Comble de malheur, une grande sécheresse touche l’agriculture qui fait suite à la dépression intervenue au début des années 20. Des familles rurales entières sont jetées sur les chemins de l’exode. Des images de misère et de désespoir que Steinbeck a restitué dans « Les raisins de la colère » : « Un homme, une famille chassés de leur terre ; cette vieille auto rouillée qui brimbale sur la route dans la direction de l’Ouest. J’ai perdu ma terre. Il a suffi d’un seul tracteur pour me prendre ma terre. Je suis seul et je suis désorienté. Et une nuit une famille campe dans un fossé et une autre famille s’amène et les tentes se dressent. Les deux hommes s’accroupissent sur leurs talons et les femmes et les enfants écoutent. Tel est le noeud… »

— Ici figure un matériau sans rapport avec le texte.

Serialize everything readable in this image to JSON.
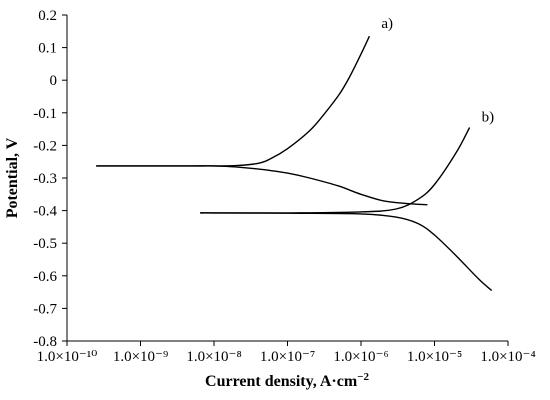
{
  "chart_data": {
    "type": "line",
    "xlabel": "Current density, A·cm",
    "xlabel_sup": "−2",
    "ylabel": "Potential, V",
    "x_scale": "log",
    "xlim": [
      1e-10,
      0.0001
    ],
    "ylim": [
      -0.8,
      0.2
    ],
    "grid": false,
    "legend": "none",
    "x_tick_labels": [
      "1.0×10⁻¹⁰",
      "1.0×10⁻⁹",
      "1.0×10⁻⁸",
      "1.0×10⁻⁷",
      "1.0×10⁻⁶",
      "1.0×10⁻⁵",
      "1.0×10⁻⁴"
    ],
    "y_ticks": [
      -0.8,
      -0.7,
      -0.6,
      -0.5,
      -0.4,
      -0.3,
      -0.2,
      -0.1,
      0,
      0.1,
      0.2
    ],
    "y_tick_labels": [
      "-0.8",
      "-0.7",
      "-0.6",
      "-0.5",
      "-0.4",
      "-0.3",
      "-0.2",
      "-0.1",
      "0",
      "0.1",
      "0.2"
    ],
    "line_color": "#000000",
    "series": [
      {
        "name": "a)",
        "branches": [
          {
            "x": [
              2.5e-10,
              1e-09,
              5e-09,
              1e-08,
              2e-08,
              4e-08,
              6e-08,
              1e-07,
              2e-07,
              3e-07,
              5e-07,
              7e-07,
              1e-06,
              1.3e-06
            ],
            "y": [
              -0.263,
              -0.263,
              -0.263,
              -0.263,
              -0.262,
              -0.255,
              -0.24,
              -0.21,
              -0.155,
              -0.11,
              -0.045,
              0.01,
              0.08,
              0.135
            ]
          },
          {
            "x": [
              2.5e-10,
              1e-09,
              5e-09,
              1e-08,
              2e-08,
              5e-08,
              1e-07,
              2e-07,
              5e-07,
              1e-06,
              2e-06,
              4e-06,
              8e-06
            ],
            "y": [
              -0.263,
              -0.263,
              -0.263,
              -0.263,
              -0.266,
              -0.275,
              -0.285,
              -0.3,
              -0.325,
              -0.35,
              -0.37,
              -0.378,
              -0.382
            ]
          }
        ]
      },
      {
        "name": "b)",
        "branches": [
          {
            "x": [
              6.5e-09,
              1e-08,
              1e-07,
              1e-06,
              3e-06,
              6e-06,
              1e-05,
              2e-05,
              3e-05
            ],
            "y": [
              -0.407,
              -0.407,
              -0.407,
              -0.404,
              -0.395,
              -0.365,
              -0.32,
              -0.22,
              -0.145
            ]
          },
          {
            "x": [
              6.5e-09,
              1e-08,
              1e-07,
              1e-06,
              3e-06,
              6e-06,
              1e-05,
              2e-05,
              4e-05,
              6e-05
            ],
            "y": [
              -0.407,
              -0.407,
              -0.408,
              -0.41,
              -0.42,
              -0.44,
              -0.475,
              -0.54,
              -0.61,
              -0.645
            ]
          }
        ]
      }
    ]
  }
}
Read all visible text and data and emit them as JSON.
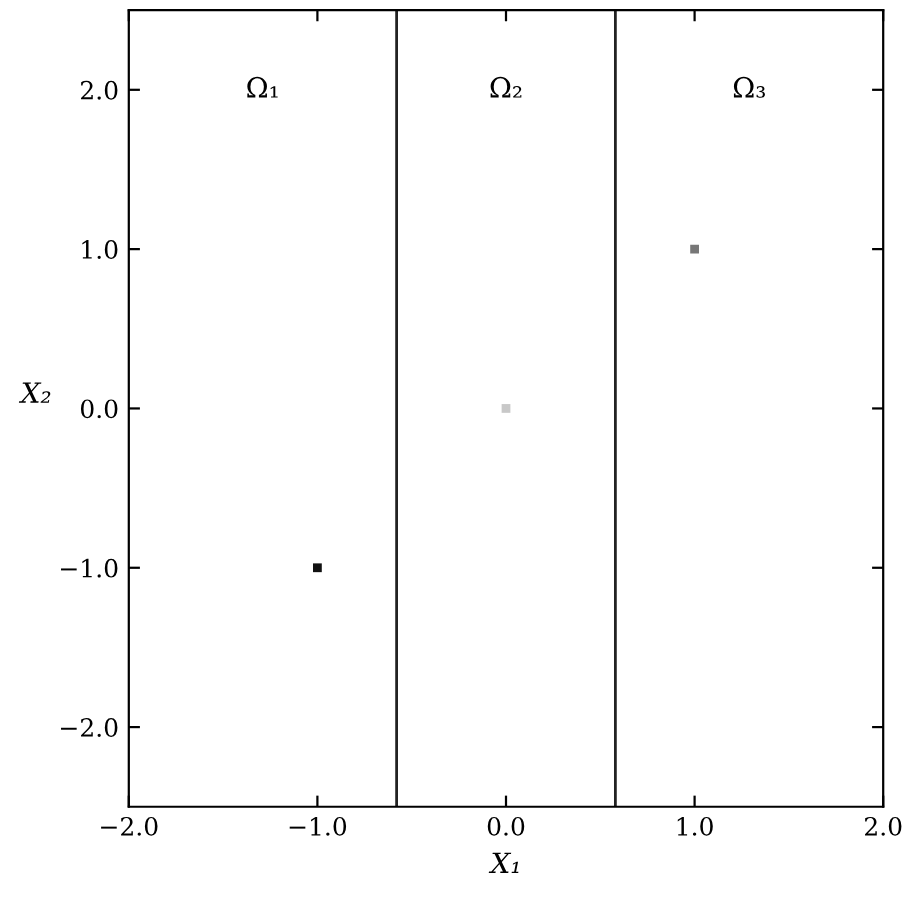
{
  "chart_data": {
    "type": "scatter",
    "xlabel": "X₁",
    "ylabel": "X₂",
    "x": [
      -1.0,
      0.0,
      1.0
    ],
    "values": [
      -1.0,
      0.0,
      1.0
    ],
    "colors": [
      "#111111",
      "#c8c8c8",
      "#777777"
    ],
    "marker": "square",
    "xlim": [
      -2.0,
      2.0
    ],
    "ylim": [
      -2.5,
      2.5
    ],
    "xticks": [
      {
        "value": -2,
        "label": "−2.0"
      },
      {
        "value": -1,
        "label": "−1.0"
      },
      {
        "value": 0,
        "label": "0.0"
      },
      {
        "value": 1,
        "label": "1.0"
      },
      {
        "value": 2,
        "label": "2.0"
      }
    ],
    "yticks": [
      {
        "value": -2,
        "label": "−2.0"
      },
      {
        "value": -1,
        "label": "−1.0"
      },
      {
        "value": 0,
        "label": "0.0"
      },
      {
        "value": 1,
        "label": "1.0"
      },
      {
        "value": 2,
        "label": "2.0"
      }
    ],
    "ref_lines": [
      {
        "axis": "x",
        "value": -0.58,
        "color": "#222222"
      },
      {
        "axis": "x",
        "value": 0.58,
        "color": "#222222"
      }
    ],
    "annotations": [
      "Ω₁",
      "Ω₂",
      "Ω₃"
    ],
    "grid": false,
    "legend": false
  }
}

Pour enrayer la chute des prix, notamment agricole, un programme de destruction des produits et l’incitation à moins produire est mis en place. Des stocks de blé, de maïs, de viande sont supprimés alors que des millions d’Américains souffrent de la faim. « … Des hommes armés de lances d’arrosage, écrit Steinbeck, aspergent de pétrole les tas d’oranges, et ces hommes sont furieux d’avoir à commettre ce crime et leur colère se tourne contre les gens qui sont venus pour ramasser les oranges. Un million d’affamés ont besoin de fruits, et on arrose de pétrole les montagnes dorées. Et l’odeur de pourriture envahit la contrée. On brûle du café dans les chaudières. On brûle le maïs pour se chauffer – le maïs fait du bon feu. On jette les pommes de terre à la rivière et on poste des gardes sur les rives pour interdire aux malheureux de les repêcher. On saigne les cochons et on les enterre, et la pourriture s’infiltre dans le sol. Il y a là un crime si monstrueux qu’il dépasse l’entendement. Il y a là une souffrance telle qu’elle ne saurait être symbolisée par des larmes. Il y a là une faillite si retentissante qu’elle annihile toutes les réussites antérieures. Un sol fertile, des files interminables d’arbres aux troncs robustes, et des fruits mûrs. Et les enfants atteints de pellagre doivent mourir parce que chaque orange doit rapporter un bénéfice. Et les coroners inscrivent sur les constats de décès : mort due à la sous-nutrition – et tout cela parce que la nourriture pourrit, parce qu’il faut la pousser à pourrir. Les gens s’en viennent armés d’épuisettes pour pêcher les pommes de terre dans la rivière, et les gardes les repoussent ; ils s’amènent dans de vieilles guimbardes pour tâcher de ramasser quelques oranges, mais on les a arrosées de pétrole. Alors ils restent plantés là et regardent flotter les pommes de terre au fil du courant ; ils écoutent les hurlements des porcs qu’on saigne dans un fossé et qu’on recouvre de chaux vive, regardent les montagnes d’oranges peu à peu se transformer en bouillie fétide ; et la consternation se lit dans les regards, et la colère commence à luire dans les yeux de ceux qui ont faim. Dans l’âme des gens, les raisins de la colère se gonflent et mûrissent, annonçant les vendanges prochaines. »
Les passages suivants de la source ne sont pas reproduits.